Abstract

Some of the difficulties to assess exposure to the metalloid selenium in epidemiologic studies arise from a typical feature of this metalloid, its presence in both the environment and the human body in different chemical species, which in turn have markedly different toxicological and nutritional properties. Very little is known, in particular, about the ability of overall dietary selenium intake and blood selenium level to predict exposure to the various species of this element in the human. We investigated this issue by assessing through a food frequency questionnaire the total selenium dietary intake and by determining plasma selenium level in fifty adults randomly drawn from the municipal population of Modena, northern Italy, and by comparing their values to the plasma concentrations of the various selenium compounds obtained through speciation analysis.
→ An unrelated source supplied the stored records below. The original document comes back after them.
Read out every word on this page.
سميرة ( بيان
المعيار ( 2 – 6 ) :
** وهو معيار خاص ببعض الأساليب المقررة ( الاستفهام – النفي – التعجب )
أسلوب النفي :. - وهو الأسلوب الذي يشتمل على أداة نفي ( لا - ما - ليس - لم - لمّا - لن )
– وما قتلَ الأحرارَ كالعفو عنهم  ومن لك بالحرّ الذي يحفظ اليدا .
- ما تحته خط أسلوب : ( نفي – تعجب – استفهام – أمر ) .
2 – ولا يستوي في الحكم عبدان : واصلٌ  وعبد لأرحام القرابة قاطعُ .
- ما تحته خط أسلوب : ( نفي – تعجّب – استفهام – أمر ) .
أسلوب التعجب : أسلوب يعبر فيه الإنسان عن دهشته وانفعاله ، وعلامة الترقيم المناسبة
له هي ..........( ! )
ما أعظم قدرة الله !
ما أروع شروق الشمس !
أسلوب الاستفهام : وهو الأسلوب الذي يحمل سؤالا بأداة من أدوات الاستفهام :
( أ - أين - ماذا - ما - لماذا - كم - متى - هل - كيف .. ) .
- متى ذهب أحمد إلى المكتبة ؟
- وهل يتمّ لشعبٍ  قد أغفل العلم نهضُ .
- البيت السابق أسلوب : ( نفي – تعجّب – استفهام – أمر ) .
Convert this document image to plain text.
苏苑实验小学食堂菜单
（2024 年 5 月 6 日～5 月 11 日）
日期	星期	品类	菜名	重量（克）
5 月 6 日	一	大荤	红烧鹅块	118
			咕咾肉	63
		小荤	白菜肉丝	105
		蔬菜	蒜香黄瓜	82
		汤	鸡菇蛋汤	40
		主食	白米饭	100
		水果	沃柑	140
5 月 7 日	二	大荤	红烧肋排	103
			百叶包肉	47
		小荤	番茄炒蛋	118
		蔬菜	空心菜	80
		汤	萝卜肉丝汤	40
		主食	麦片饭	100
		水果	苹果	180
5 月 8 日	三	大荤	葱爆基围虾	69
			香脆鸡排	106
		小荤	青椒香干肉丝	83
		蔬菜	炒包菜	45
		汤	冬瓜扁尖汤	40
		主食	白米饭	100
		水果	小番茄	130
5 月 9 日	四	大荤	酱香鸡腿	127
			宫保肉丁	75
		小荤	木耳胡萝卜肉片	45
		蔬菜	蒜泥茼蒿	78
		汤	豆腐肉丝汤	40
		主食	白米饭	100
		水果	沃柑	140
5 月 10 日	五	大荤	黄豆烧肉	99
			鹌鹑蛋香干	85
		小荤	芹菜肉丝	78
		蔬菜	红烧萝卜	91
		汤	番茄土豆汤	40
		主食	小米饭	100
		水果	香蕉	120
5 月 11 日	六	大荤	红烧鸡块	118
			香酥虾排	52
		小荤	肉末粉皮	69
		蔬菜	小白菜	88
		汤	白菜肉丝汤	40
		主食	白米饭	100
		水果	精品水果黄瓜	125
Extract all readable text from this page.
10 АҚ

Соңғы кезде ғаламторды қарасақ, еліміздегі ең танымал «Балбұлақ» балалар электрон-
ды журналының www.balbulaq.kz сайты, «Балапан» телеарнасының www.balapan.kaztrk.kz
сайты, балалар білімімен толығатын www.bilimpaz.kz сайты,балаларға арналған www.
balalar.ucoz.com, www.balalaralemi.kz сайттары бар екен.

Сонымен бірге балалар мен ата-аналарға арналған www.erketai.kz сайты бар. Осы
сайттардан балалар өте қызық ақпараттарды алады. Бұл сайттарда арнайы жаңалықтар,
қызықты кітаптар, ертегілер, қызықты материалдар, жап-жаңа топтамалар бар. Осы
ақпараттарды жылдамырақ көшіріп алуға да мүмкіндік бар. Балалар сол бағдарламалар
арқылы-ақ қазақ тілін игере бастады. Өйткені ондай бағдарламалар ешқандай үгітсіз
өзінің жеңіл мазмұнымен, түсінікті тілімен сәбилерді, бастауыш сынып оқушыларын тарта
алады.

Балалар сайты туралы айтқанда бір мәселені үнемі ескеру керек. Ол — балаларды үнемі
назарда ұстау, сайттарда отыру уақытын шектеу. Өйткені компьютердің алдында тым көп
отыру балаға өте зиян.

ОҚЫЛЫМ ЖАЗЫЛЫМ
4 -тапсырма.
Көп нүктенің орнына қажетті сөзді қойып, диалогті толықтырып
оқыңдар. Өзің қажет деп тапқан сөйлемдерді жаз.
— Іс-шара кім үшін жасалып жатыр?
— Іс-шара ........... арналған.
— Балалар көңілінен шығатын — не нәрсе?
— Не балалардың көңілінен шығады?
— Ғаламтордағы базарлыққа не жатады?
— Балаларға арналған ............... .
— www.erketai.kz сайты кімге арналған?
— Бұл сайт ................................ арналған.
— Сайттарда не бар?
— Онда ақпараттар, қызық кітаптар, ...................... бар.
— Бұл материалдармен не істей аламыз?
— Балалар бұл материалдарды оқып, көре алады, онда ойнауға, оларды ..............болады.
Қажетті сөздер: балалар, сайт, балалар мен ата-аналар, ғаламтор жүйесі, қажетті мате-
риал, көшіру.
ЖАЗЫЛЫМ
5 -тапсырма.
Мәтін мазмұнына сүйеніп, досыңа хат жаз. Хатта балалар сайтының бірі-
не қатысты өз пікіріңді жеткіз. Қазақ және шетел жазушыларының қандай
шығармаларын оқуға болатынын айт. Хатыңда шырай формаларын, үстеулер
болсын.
Dietary intake did not correlate with total plasma selenium neither to the various selenium species, except for a weak direct association with glutathione-peroxidase- bound selenium and a slight inverse relation with human serum albumin-bound selenium. Total plasma selenium concentration poorly correlated with most of the selenium species, with the exception of a direct association with selenite and human serum albumin-bound selenium. In gender-specific analyses, some differences emerged about the associations of both dietary and blood total selenium with blood levels of selenium species. Age did not substantially influence these associations. Overall, these results indicate the limited ability of total selenium intake and blood levels in predicting the circulating levels of most selenium compounds. Therefore, epidemiologic studies on the health effects of environmental selenium should focus on the assessment of dietary intake or blood levels of the chemical forms of selenium, and not of total selenium as usually done, in order to avoid substantial misclassification of exposure.